Make no mistake: Earning that coveted FSC certification -- including logo use on products, marketing materials, etc. -- is a real coup for companies. "An FSC-certified piece is guaranteed, through independent third-party certification, to have come from a well-managed forest," explained Katie Miller, communications director of FSC-US, which has certified just more than 50 U.S. furniture manufacturers and distributors.
"The FSC standards are supported by the world's most prominent environmental groups, including the World Wildlife Fund, The Nature Conservancy, Greenpeace, etc.," Miller noted. "In furniture without the FSC label, you just don't know where that wood came from and how the forest was managed. Were animal habitats harmed? Were civil rights violated? Were the logs even taken legally?"
Despite the logistics, rigorous certification process, etc., an increasing number of furniture makers are gradually climbing aboard the sustainability bandwagon -- both to meet consumer demand and to do the right thing for the planet. "Corporate social and environmental responsibility is certainly on the rise," said Miller. "As forest products of all sorts embrace those concepts, they often arrive at FSC as the tool to help them ensure they are doing business responsibly in terms of their effects on forest management. I hope this trend continues."
Given his far-reaching success as a businessman and activist, is there anything Cooklin would do differently? "Many things," came his candid response. "It is hard to differentiate where the hurdles along the way are -- due to market or business challenges, or to resistance to sustainable practices in the culture at large.
"It's been hard to be the pioneer, because there's little opportunity to find synergies that were not being demanded by the market...We haven't leveraged from relationships with others as much as we would have liked, because of the challenges of running a business on two continents...We also invested more of our own time, energy and resources than perhaps was healthy for the bottom line of the business, because we are so committed to the cause."

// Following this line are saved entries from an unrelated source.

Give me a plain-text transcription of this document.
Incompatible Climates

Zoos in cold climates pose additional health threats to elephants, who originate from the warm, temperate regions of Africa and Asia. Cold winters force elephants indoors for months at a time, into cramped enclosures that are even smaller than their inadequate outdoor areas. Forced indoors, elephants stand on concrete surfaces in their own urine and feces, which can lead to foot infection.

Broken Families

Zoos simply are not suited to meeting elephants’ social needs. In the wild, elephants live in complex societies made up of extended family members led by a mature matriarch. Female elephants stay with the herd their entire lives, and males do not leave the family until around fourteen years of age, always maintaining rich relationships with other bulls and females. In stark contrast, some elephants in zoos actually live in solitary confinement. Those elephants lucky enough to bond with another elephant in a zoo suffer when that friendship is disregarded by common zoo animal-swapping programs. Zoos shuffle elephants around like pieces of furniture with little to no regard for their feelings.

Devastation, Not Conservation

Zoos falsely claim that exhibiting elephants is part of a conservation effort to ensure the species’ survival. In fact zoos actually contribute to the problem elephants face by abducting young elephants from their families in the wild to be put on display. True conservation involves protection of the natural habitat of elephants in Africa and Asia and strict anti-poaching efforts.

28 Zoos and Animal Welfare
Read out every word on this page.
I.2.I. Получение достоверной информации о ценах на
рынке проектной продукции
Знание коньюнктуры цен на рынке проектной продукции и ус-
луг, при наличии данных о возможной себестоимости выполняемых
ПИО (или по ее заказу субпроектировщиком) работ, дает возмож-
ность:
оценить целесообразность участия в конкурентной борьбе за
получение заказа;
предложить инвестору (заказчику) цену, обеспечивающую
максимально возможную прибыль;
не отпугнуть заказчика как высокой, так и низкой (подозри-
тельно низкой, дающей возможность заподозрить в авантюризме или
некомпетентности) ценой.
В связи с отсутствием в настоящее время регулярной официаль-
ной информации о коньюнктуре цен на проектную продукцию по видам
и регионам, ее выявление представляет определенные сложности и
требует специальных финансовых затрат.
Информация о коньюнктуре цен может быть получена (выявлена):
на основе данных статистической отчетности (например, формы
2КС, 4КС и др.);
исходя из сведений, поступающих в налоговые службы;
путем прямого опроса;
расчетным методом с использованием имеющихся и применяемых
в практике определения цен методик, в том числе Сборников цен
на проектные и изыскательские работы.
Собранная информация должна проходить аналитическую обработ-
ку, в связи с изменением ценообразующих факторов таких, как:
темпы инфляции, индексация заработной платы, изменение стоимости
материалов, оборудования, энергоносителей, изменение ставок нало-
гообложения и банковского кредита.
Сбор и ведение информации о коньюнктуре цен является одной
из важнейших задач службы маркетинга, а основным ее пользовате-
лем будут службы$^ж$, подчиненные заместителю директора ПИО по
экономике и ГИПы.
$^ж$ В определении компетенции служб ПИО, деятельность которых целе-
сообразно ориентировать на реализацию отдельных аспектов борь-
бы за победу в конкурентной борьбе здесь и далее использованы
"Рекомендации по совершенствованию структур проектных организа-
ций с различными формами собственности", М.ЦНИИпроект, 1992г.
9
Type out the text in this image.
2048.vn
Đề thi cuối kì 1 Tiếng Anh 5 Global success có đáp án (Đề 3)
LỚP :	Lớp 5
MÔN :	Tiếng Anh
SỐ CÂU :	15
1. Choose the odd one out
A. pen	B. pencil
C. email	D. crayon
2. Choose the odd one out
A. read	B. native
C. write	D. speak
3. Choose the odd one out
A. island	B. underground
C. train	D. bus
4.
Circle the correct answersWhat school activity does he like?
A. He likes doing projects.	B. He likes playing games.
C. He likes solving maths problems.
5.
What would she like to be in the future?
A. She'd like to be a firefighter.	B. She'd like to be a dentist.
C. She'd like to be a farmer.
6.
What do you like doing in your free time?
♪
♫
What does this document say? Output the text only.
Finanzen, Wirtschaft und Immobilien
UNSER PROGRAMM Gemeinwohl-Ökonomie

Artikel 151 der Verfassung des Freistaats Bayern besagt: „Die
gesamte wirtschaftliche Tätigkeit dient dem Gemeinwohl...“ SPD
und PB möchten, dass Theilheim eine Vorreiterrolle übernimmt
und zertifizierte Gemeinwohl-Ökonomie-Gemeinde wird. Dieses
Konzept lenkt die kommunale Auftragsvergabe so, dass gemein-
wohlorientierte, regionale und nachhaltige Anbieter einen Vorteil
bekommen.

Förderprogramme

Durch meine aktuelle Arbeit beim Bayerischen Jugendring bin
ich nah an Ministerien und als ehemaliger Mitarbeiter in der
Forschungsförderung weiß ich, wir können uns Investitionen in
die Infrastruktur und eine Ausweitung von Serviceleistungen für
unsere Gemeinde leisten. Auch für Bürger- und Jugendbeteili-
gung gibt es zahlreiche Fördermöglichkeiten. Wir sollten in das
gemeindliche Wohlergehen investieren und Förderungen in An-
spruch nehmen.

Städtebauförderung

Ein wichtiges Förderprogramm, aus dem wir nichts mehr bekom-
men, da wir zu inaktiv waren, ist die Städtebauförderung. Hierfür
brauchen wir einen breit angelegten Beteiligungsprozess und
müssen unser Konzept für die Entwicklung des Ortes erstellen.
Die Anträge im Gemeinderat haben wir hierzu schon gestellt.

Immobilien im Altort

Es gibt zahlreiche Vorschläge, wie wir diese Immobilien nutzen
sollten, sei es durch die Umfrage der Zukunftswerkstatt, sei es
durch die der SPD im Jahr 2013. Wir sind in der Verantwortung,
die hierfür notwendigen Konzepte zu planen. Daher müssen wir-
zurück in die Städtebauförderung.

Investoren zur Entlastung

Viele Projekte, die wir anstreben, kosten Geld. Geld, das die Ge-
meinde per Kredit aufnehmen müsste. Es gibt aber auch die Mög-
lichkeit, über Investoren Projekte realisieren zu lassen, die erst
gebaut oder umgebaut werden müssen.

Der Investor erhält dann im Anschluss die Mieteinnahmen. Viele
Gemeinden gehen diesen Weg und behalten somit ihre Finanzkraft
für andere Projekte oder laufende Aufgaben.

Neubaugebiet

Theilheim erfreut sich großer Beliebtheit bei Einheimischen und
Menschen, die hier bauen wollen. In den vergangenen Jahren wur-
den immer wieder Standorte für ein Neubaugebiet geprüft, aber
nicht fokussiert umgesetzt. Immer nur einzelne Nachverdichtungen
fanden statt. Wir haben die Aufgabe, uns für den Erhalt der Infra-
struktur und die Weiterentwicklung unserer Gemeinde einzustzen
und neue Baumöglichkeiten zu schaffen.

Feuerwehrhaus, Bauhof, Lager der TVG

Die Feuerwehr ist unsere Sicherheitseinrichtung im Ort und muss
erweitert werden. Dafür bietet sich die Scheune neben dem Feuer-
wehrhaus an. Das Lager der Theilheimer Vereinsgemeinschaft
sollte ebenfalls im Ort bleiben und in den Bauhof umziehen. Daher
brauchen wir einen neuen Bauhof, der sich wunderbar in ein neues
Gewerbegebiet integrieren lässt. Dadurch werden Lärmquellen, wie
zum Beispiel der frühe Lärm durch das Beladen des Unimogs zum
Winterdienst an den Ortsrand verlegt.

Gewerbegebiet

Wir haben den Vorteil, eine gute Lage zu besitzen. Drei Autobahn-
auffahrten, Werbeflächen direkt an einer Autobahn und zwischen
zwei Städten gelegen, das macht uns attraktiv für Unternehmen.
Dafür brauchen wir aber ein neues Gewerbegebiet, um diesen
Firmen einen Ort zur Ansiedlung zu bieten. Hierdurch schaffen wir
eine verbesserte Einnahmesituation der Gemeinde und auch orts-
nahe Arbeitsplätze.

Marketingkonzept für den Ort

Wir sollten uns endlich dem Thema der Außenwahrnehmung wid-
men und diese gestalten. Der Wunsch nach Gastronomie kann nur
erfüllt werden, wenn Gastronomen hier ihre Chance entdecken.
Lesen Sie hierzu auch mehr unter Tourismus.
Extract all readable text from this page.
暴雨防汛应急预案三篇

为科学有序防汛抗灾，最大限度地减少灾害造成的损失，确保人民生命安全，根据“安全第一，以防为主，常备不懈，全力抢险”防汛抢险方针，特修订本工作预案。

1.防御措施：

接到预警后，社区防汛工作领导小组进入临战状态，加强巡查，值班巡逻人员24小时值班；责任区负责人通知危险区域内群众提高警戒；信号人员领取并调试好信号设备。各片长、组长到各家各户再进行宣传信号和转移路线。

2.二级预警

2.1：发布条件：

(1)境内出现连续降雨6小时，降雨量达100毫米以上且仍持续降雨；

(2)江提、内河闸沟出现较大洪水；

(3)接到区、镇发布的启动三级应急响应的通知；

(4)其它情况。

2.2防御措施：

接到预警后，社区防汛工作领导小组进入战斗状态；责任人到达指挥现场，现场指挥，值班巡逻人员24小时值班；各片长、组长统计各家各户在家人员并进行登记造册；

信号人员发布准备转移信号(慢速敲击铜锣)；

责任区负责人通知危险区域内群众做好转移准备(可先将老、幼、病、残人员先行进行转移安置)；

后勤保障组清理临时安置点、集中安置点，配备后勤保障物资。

To other would-be entrepreneurs and small-business owners seeking to form their own sustainable enterprises, Cooklin advises, "Form strategic alliances, join the Sustainable Furniture Council [if you're into furniture], and take advantage of a wider body of proven experience."
Glimpsing the trail behind and then ahead, Cooklin expresses both gratitude and a warning shot. "I'm jazzed that I can be part of a very complex and difficult solution. It will take the coordinated effort of many visionaries to secure the success of this enormous task...
"Most people think that there is much time left to do something about the imminent disaster that planet Earth is headed towards. My belief is that environmental problems are already a reality that will directly affect our lives in an exponential way in the immediate future."